Dépôts bancaires: pourquoi les Marocains gardent leur épargne disponible

La préférence pour la liquidité stimule la progression des dépôts à vue dans les banques marocaines.

Les dépôts bancaires poursuivent leur progression, tirés par la forte dynamique des dépôts à vue, tandis que l’épargne à terme s’inscrit en recul. Les dernières statistiques de Bank Al-Maghrib mettent en évidence une transformation progressive des comportements financiers des ménages et des entreprises, désormais davantage orientés vers la liquidité dans un environnement économique incertain. Analyse avec l’économiste Mohammed Jadri.

Le 10/03/2026 à 15h44

Les dépôts bancaires poursuivent leur progression soutenue. Selon les statistiques monétaires de Bank Al-Maghrib, les dépôts bancaires à caractère monétaire ont atteint 1.367,65 milliards de dirhams (MMDH) à fin décembre 2025, enregistrant une hausse annuelle de 7,5%.

Dans le détail, les dépôts à vue auprès des banques ont dépassé 1.001 MMDH, en croissance de 10,3% sur un an. À l’inverse, les comptes à terme et les bons de caisse se sont contractés de 4,7%, pour s’établir à 114,19 MMDH.

La tendance s’est poursuivie au début de cette année. En janvier 2026, les dépôts auprès des banques ont atteint 1.348,7 MMDH, en hausse annuelle de 8,6%, traduisant une poursuite du renforcement des ressources bancaires.

Les dépôts à vue ont continué de faire preuve d’une forte dynamique, avec une progression de 11,3%, au moment où les comptes à terme et bons de caisse se sont encore repliés (-2,7%).
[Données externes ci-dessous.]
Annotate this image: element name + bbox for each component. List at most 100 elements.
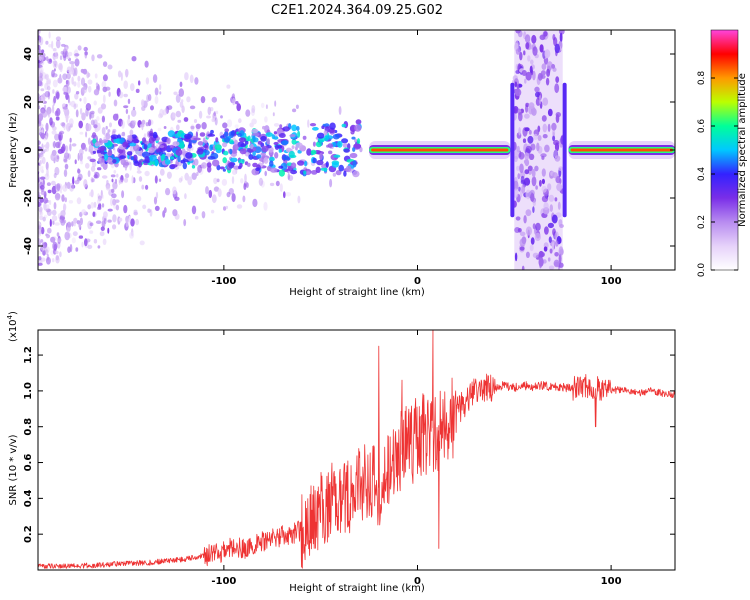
- spectrogram-cell: [209, 144, 213, 152]
- spectrogram-streak: [562, 82, 567, 218]
- spectrogram-cell: [63, 155, 68, 164]
- spectrogram-cell: [40, 108, 45, 115]
- spectrogram-cell: [324, 123, 330, 127]
- spectrogram-cell: [207, 106, 212, 116]
- spectrogram-cell: [38, 250, 43, 255]
- spectrogram-cell: [345, 165, 352, 173]
- spectrogram-cell: [52, 48, 57, 52]
- spectrogram-cell: [353, 143, 362, 149]
- spectrogram-cell: [112, 159, 117, 164]
- spectrogram-cell: [555, 114, 560, 123]
- spectrogram-cell: [72, 176, 75, 186]
- spectrogram-cell: [183, 219, 187, 227]
- spectrogram-cell: [52, 60, 58, 64]
- spectrogram-cell: [266, 138, 271, 145]
- spectrogram-cell: [278, 148, 282, 153]
- spectrogram-cell: [158, 178, 162, 182]
- spectrogram-cell: [103, 211, 108, 219]
- spectrogram-cell: [105, 132, 111, 141]
- spectrogram-cell: [352, 160, 357, 168]
- y-tick-label: 0.2: [23, 525, 34, 543]
- spectrogram-cell: [200, 96, 206, 104]
- spectrogram-cell: [211, 118, 216, 123]
- spectrogram-cell: [142, 204, 147, 210]
- snr-multiplier-exp: 4: [6, 314, 14, 319]
- spectrogram-x-label: Height of straight line (km): [289, 287, 425, 298]
- colorbar-tick-label: 0.2: [697, 215, 707, 229]
- spectrogram-cell: [323, 135, 329, 142]
- spectrogram-cell: [96, 54, 103, 59]
- spectrogram-cell: [554, 252, 559, 257]
- spectrogram-cell: [66, 181, 71, 189]
- spectrogram-cell: [177, 155, 181, 163]
- spectrogram-cell: [172, 112, 176, 119]
- spectrogram-cell: [87, 85, 92, 93]
- spectrogram-cell: [215, 137, 219, 143]
- spectrogram-cell: [118, 118, 123, 127]
- spectrogram-cell: [56, 155, 60, 160]
- spectrogram-cell: [45, 146, 50, 152]
- spectrogram-cell: [329, 178, 333, 188]
- spectrogram-cell: [92, 160, 97, 168]
- spectrogram-cell: [114, 178, 118, 184]
- spectrogram-cell: [39, 208, 42, 215]
- spectrogram-cell: [57, 239, 61, 249]
- spectrogram-cell: [87, 137, 91, 145]
- spectrogram-cell: [157, 141, 163, 145]
- spectrogram-cell: [39, 215, 44, 221]
- spectrogram-cell: [80, 77, 86, 86]
- snr-frame: [37, 329, 676, 571]
- spectrogram-cell: [191, 205, 197, 215]
- spectrogram-cell: [325, 161, 329, 168]
- spectrogram-cell: [519, 238, 526, 247]
- spectrogram-cell: [524, 159, 530, 167]
- spectrogram-cell: [230, 130, 235, 136]
- spectrogram-cell: [131, 56, 137, 62]
- spectrogram-cell: [65, 92, 69, 100]
- spectrogram-cell: [104, 153, 108, 161]
- spectrogram-cell: [263, 201, 268, 211]
- spectrogram-cell: [538, 94, 542, 105]
- spectrogram-cell: [211, 96, 217, 103]
- spectrogram-cell: [86, 71, 90, 79]
- spectrogram-cell: [175, 94, 181, 103]
- spectrogram-cell: [71, 221, 74, 227]
- spectrogram-cell: [182, 162, 187, 170]
- spectrogram-cell: [222, 157, 227, 164]
- spectrogram-cell: [255, 167, 260, 172]
- spectrogram-cell: [252, 135, 256, 143]
- spectrogram-cell: [176, 140, 185, 148]
- spectrogram-cell: [285, 192, 292, 197]
- spectrogram-cell: [62, 219, 67, 224]
- spectrogram-cell: [38, 256, 42, 261]
- spectrogram-cell: [207, 156, 216, 160]
- spectrogram-cell: [527, 165, 533, 172]
- spectrogram-cell: [72, 231, 78, 237]
- spectrogram-cell: [269, 167, 278, 173]
- spectrogram-cell: [223, 150, 229, 156]
- spectrogram-cell: [154, 205, 160, 211]
- spectrogram-cell: [195, 123, 201, 129]
- spectrogram-cell: [306, 171, 311, 176]
- spectrogram-cell: [261, 145, 269, 153]
- spectrogram-cell: [226, 191, 231, 198]
- spectrogram-cell: [525, 145, 532, 154]
- spectrogram-cell: [206, 115, 211, 119]
- spectrogram-cell: [81, 112, 86, 121]
- spectrogram-cell: [554, 142, 560, 152]
- spectrogram-cell: [57, 149, 64, 154]
- spectrogram-cell: [38, 235, 41, 244]
- spectrogram-cell: [541, 115, 547, 122]
- spectrogram-cell: [536, 142, 540, 152]
- spectrogram-cell: [183, 117, 189, 122]
- spectrogram-cell: [105, 125, 108, 130]
- spectrogram-cell: [50, 152, 56, 162]
- spectrogram-cell: [129, 134, 133, 142]
- spectrogram-cell: [224, 128, 229, 133]
- spectrogram-cell: [315, 166, 321, 173]
- spectrogram-cell: [535, 185, 538, 190]
- spectrogram-cell: [119, 179, 124, 184]
- spectrogram-cell: [65, 145, 69, 153]
- spectrogram-cell: [265, 104, 268, 109]
- spectrogram-cell: [51, 215, 58, 222]
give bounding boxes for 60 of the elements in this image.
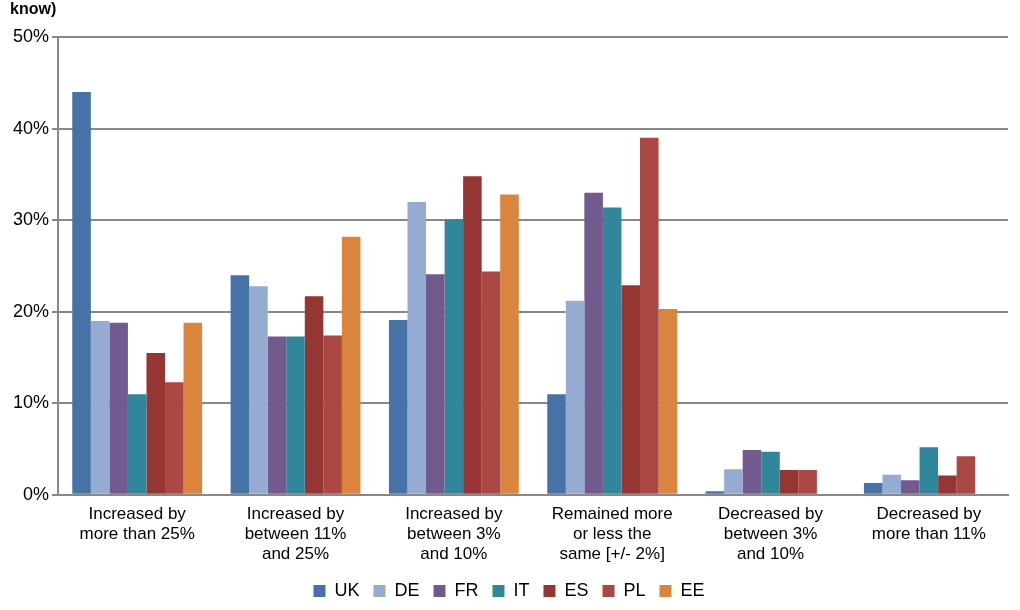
- bar: [640, 137, 659, 494]
- bar: [705, 491, 725, 494]
- x-tick-label: Increased by more than 25%: [79, 503, 195, 544]
- x-tick-label: Remained more or less the same [+/- 2%]: [551, 503, 673, 564]
- bar: [500, 194, 519, 494]
- bar: [938, 475, 957, 494]
- legend-label: ES: [564, 579, 589, 600]
- bar: [267, 336, 287, 494]
- bar: [621, 285, 640, 494]
- bar: [761, 451, 780, 494]
- chart-title: know): [10, 0, 57, 18]
- y-tick-label: 10%: [13, 392, 50, 413]
- bar: [183, 322, 203, 494]
- bar: [304, 296, 324, 494]
- bar: [658, 309, 678, 494]
- x-tick-label: Increased by between 11% and 25%: [244, 503, 347, 564]
- bar: [565, 300, 585, 494]
- legend-label: UK: [334, 579, 360, 600]
- bar: [901, 480, 920, 494]
- bar: [602, 207, 622, 494]
- y-tick-label: 50%: [13, 26, 50, 47]
- bar: [742, 449, 762, 494]
- y-tick-label: 0%: [23, 483, 50, 504]
- legend-label: PL: [623, 579, 646, 600]
- y-tick-label: 30%: [13, 209, 50, 230]
- bar: [426, 274, 445, 494]
- bar: [249, 286, 268, 494]
- bar: [388, 320, 408, 494]
- bar: [584, 192, 603, 494]
- bar: [724, 469, 743, 494]
- x-tick-label: Decreased by more than 11%: [871, 503, 986, 544]
- bar: [481, 271, 501, 494]
- x-tick-label: Increased by between 3% and 10%: [405, 503, 504, 564]
- bar: [444, 219, 464, 494]
- x-tick-label: Decreased by between 3% and 10%: [718, 503, 824, 564]
- bar: [90, 320, 110, 494]
- bar: [109, 322, 128, 494]
- y-tick-label: 40%: [13, 117, 50, 138]
- bar: [882, 474, 902, 494]
- bar: [146, 352, 166, 494]
- bar: [127, 394, 147, 494]
- legend-label: FR: [454, 579, 479, 600]
- bar: [230, 275, 250, 494]
- legend-label: IT: [513, 579, 530, 600]
- legend-label: DE: [394, 579, 420, 600]
- bar: [919, 447, 939, 494]
- bar: [863, 482, 883, 494]
- bar: [165, 382, 184, 494]
- bar: [547, 394, 566, 494]
- bar: [72, 92, 91, 494]
- y-tick-label: 20%: [13, 300, 50, 321]
- bar: [956, 456, 976, 494]
- bar: [323, 335, 342, 494]
- bar: [407, 201, 427, 494]
- bar: [798, 470, 817, 494]
- bar: [286, 336, 305, 494]
- legend-label: EE: [680, 579, 705, 600]
- bar: [463, 176, 482, 494]
- bar: [779, 470, 799, 494]
- bar: [341, 236, 361, 494]
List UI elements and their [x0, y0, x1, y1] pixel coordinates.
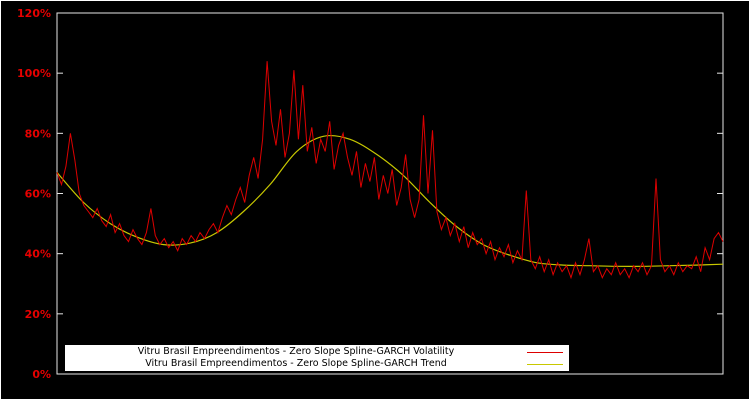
legend-label-volatility: Vitru Brasil Empreendimentos - Zero Slop… — [137, 346, 455, 357]
chart-legend: Vitru Brasil Empreendimentos - Zero Slop… — [65, 345, 569, 371]
y-axis-tick-label: 120% — [17, 7, 51, 20]
trend-series-line — [56, 134, 724, 267]
y-axis-tick-label: 40% — [25, 248, 51, 261]
legend-line-volatility-icon — [527, 351, 563, 353]
legend-item-trend: Vitru Brasil Empreendimentos - Zero Slop… — [65, 358, 569, 370]
plot-frame — [56, 12, 724, 375]
y-axis-tick-label: 20% — [25, 308, 51, 321]
legend-item-volatility: Vitru Brasil Empreendimentos - Zero Slop… — [65, 346, 569, 358]
y-axis-tick-label: 100% — [17, 67, 51, 80]
y-axis-tick-label: 60% — [25, 188, 51, 201]
y-axis-tick-label: 0% — [32, 368, 51, 381]
y-axis-tick-label: 80% — [25, 127, 51, 140]
legend-label-trend: Vitru Brasil Empreendimentos - Zero Slop… — [145, 358, 447, 369]
legend-line-trend-icon — [527, 363, 563, 365]
volatility-series-line — [56, 61, 724, 280]
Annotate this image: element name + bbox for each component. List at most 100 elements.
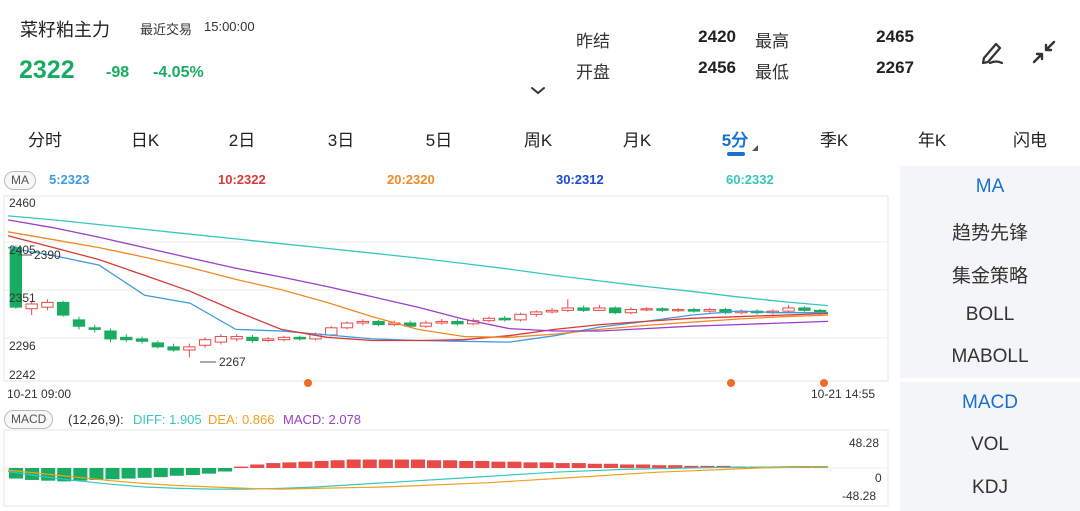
side-item-boll[interactable]: BOLL — [965, 304, 1015, 325]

Pour décrypter ces évolutions et analyser les transformations que connait le comportement financier des agents économiques, Le360 a interrogé l’économiste Mohammed Jadri. Confirmant cette tendance de fond, notre interlocuteur indique que cette évolution traduit une préférence croissante pour la liquidité, aussi bien chez les ménages que chez les entreprises.

Selon lui, plusieurs facteurs expliquent ce mouvement. Il s’agit, en premier lieu, explique-t-il, du niveau relativement faible de la rémunération des dépôts à terme qui en réduit l’attractivité, limitant l’intérêt d’immobiliser l’épargne sur des périodes prolongées.

À cela s’ajoute un environnement économique marqué par des incertitudes persistantes, notamment une inflation encore perceptible, des tensions géopolitiques internationales et l’évolution des taux d’intérêt, poursuit-il. Dans ce contexte, les agents économiques privilégient la flexibilité financière, note-t-il.

Selon Mohammed Jadri, cette orientation est aussi portée par un facteur structurel: la digitalisation des paiements et l’usage croissant des services bancaires en ligne, qui renforcent le rôle des dépôts à vue, désormais au cœur de la gestion financière quotidienne.

Prudence des épargnants

Pour l’économiste, le choix des Marocains de conserver des liquidités disponibles relève davantage de la prudence que d’une défiance envers le système bancaire.

Les faibles niveaux de rémunération jouent un rôle déterminant. Un dépôt à terme à six mois rapporte autour de 2%, tandis que l’épargne réglementée dépasse à peine 1,6%, explique-t-il, rendant l’immobilisation de l’argent moins intéressante.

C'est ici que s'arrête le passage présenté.